Samsung currently has an upgrade program in its homeland South Korea and for the United Kingdom smartphone market. The program is open to customers who purchase Samsung’s latest flagship devices -- the Galaxy S7 and the Galaxy S7 Edge -- by way of the company’s 24 month installment plan. On top of smartphone payments, customers pay about $6 each month, and have the option of trading in their current handsets and then upgrade to a new Galaxy S device or Galaxy Note device after a period of 12 months.

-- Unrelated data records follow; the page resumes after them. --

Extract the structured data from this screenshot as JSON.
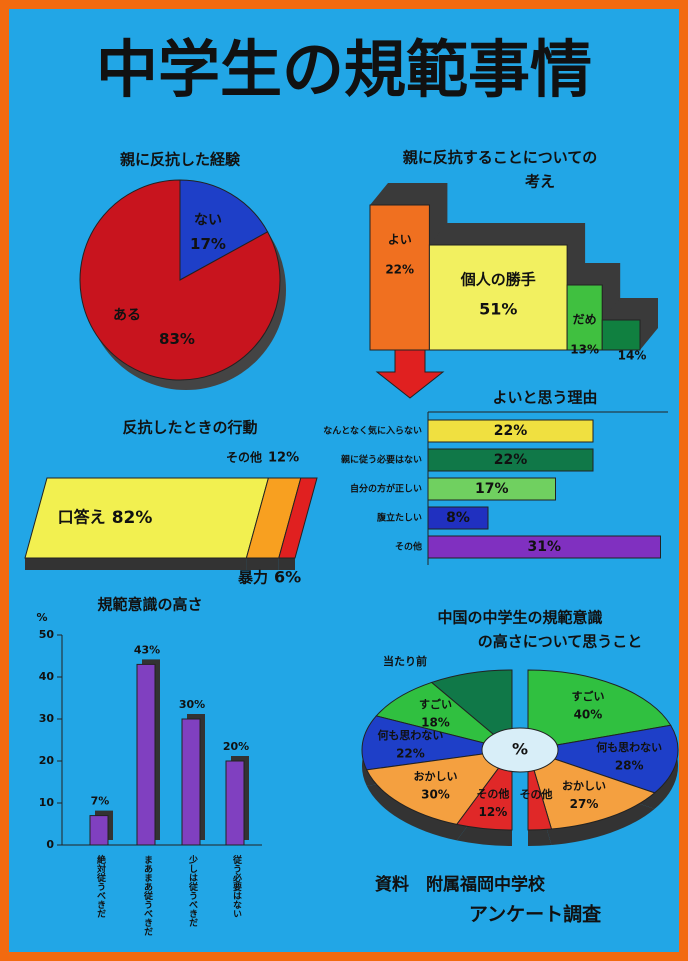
{
  "title": "中学生の規範事情",
  "source": [
    "資料　附属福岡中学校",
    "アンケート調査"
  ],
  "chart_data": [
    {
      "type": "pie",
      "title": "親に反抗した経験",
      "categories": [
        "ない",
        "ある"
      ],
      "values": [
        17,
        83
      ],
      "value_labels": [
        "17%",
        "83%"
      ],
      "colors": [
        "#1e3fc8",
        "#c8141e"
      ]
    },
    {
      "type": "mekko",
      "title": [
        "親に反抗することについての",
        "考え"
      ],
      "categories": [
        "よい",
        "個人の勝手",
        "だめ",
        null
      ],
      "values": [
        22,
        51,
        13,
        14
      ],
      "value_labels": [
        "22%",
        "51%",
        "13%",
        "14%"
      ],
      "colors": [
        "#f07020",
        "#f2f060",
        "#40c040",
        "#108040"
      ]
    },
    {
      "type": "hbar",
      "title": "よいと思う理由",
      "categories": [
        "なんとなく気に入らない",
        "親に従う必要はない",
        "自分の方が正しい",
        "腹立たしい",
        "その他"
      ],
      "values": [
        22,
        22,
        17,
        8,
        31
      ],
      "value_labels": [
        "22%",
        "22%",
        "17%",
        "8%",
        "31%"
      ],
      "colors": [
        "#f0e040",
        "#107848",
        "#70d060",
        "#2030c0",
        "#8030c0"
      ],
      "xlim": [
        0,
        32
      ]
    },
    {
      "type": "stack",
      "title": "反抗したときの行動",
      "categories": [
        "口答え",
        "その他",
        "暴力"
      ],
      "values": [
        82,
        12,
        6
      ],
      "value_labels": [
        "82%",
        "12%",
        "6%"
      ],
      "colors": [
        "#f2f050",
        "#f8a020",
        "#e02020"
      ]
    },
    {
      "type": "bar",
      "title": "規範意識の高さ",
      "y_label": "%",
      "categories": [
        "絶対従うべきだ",
        "まあまあ従うべきだ",
        "少しは従うべきだ",
        "従う必要はない"
      ],
      "values": [
        7,
        43,
        30,
        20
      ],
      "value_labels": [
        "7%",
        "43%",
        "30%",
        "20%"
      ],
      "color": "#8040c0",
      "ylim": [
        0,
        50
      ],
      "yticks": [
        0,
        10,
        20,
        30,
        40,
        50
      ]
    },
    {
      "type": "split-pie",
      "title": [
        "中国の中学生の規範意識",
        "の高さについて思うこと"
      ],
      "center_label": "%",
      "groups": [
        {
          "categories": [
            "当たり前",
            "すごい",
            "何も思わない",
            "おかしい",
            "その他"
          ],
          "values": [
            18,
            18,
            22,
            30,
            12
          ],
          "value_labels": [
            null,
            "18%",
            "22%",
            "30%",
            "12%"
          ],
          "colors": [
            "#107848",
            "#30c040",
            "#1e3fc8",
            "#f4a040",
            "#e02828"
          ]
        },
        {
          "categories": [
            "すごい",
            "何も思わない",
            "おかしい",
            "その他"
          ],
          "values": [
            40,
            28,
            27,
            5
          ],
          "value_labels": [
            "40%",
            "28%",
            "27%",
            null
          ],
          "colors": [
            "#30c040",
            "#1e3fc8",
            "#f4a040",
            "#e02828"
          ]
        }
      ]
    }
  ]
}
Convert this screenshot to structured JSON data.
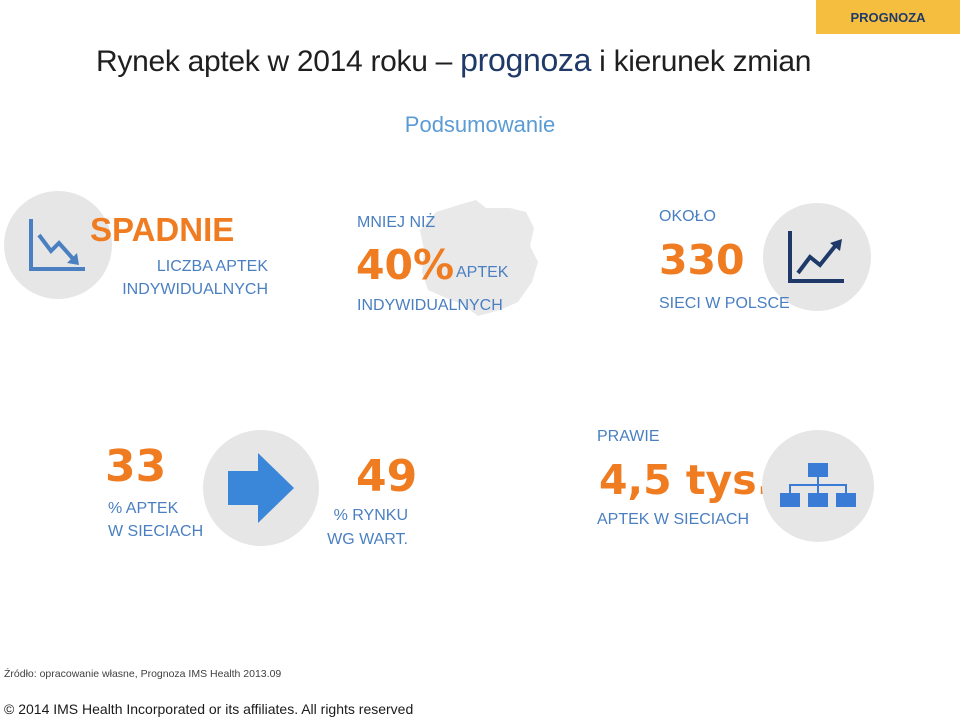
{
  "header": {
    "tag": "PROGNOZA",
    "title_pre": "Rynek aptek w 2014 roku – ",
    "title_accent": "prognoza",
    "title_post": " i kierunek zmian",
    "subtitle": "Podsumowanie"
  },
  "stats": {
    "s1": {
      "headline": "SPADNIE",
      "line1": "LICZBA APTEK",
      "line2": "INDYWIDUALNYCH",
      "icon": "chart-down-icon"
    },
    "s2": {
      "prefix": "MNIEJ NIŻ",
      "value": "40%",
      "label1": "APTEK",
      "label2": "INDYWIDUALNYCH",
      "icon": "poland-map-icon"
    },
    "s3": {
      "prefix": "OKOŁO",
      "value": "330",
      "label": "SIECI W POLSCE",
      "icon": "chart-up-icon"
    },
    "s4": {
      "value": "33",
      "line1": "% APTEK",
      "line2": "W SIECIACH",
      "icon": "arrow-right-icon"
    },
    "s5": {
      "value": "49",
      "line1": "% RYNKU",
      "line2": "WG WART.",
      "icon": "none"
    },
    "s6": {
      "prefix": "PRAWIE",
      "value": "4,5 tys.",
      "label": "APTEK W SIECIACH",
      "icon": "org-chart-icon"
    }
  },
  "colors": {
    "orange": "#f07c22",
    "blue": "#4a7fc1",
    "navy": "#1f3a68",
    "tag": "#f6be3e",
    "circle": "#e6e6e6"
  },
  "footer": {
    "source": "Źródło: opracowanie własne, Prognoza IMS Health 2013.09",
    "copyright": "©  2014 IMS Health Incorporated or its affiliates. All rights reserved"
  }
}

In the United States mobile market, Samsung has a similar upgrade program, but one that only applies to the company’s Tab S2 tablet offering. The company, however, is yet to introduce an upgrade program for smartphone devices that American customers can take advantage of. Still, Samsung currently sells certified preowned devices by way of its official website, where people can purchase, say, a preowned Galaxy S6 at a discounted price.
For the most recent quarter of this year, Samsung registered a net profit of $5.2 billion, which represents a 1.7 percent over its net profit during the same period in the previous year. Additionally, the South Korean mobile giant stamped its dominance by shipping about 80 million units of smartphones around the world, per Canalys. The company is quick to credit the success of its Galaxy S7 flagship device for these impressive numbers.
But there are still other markets across the globe that Samsung needs to expand its presence. In emerging markets such as India, smartphone penetration is still relatively low. Also, the company runs the risk of competing against its own low budget smartphone offerings in emerging markets, especially if it pushes through with its plans to introduce a program for selling refurbished high end handsets. People buying discounted preowned devices with better specs could hurt the sales of brand new smartphones will lesser features.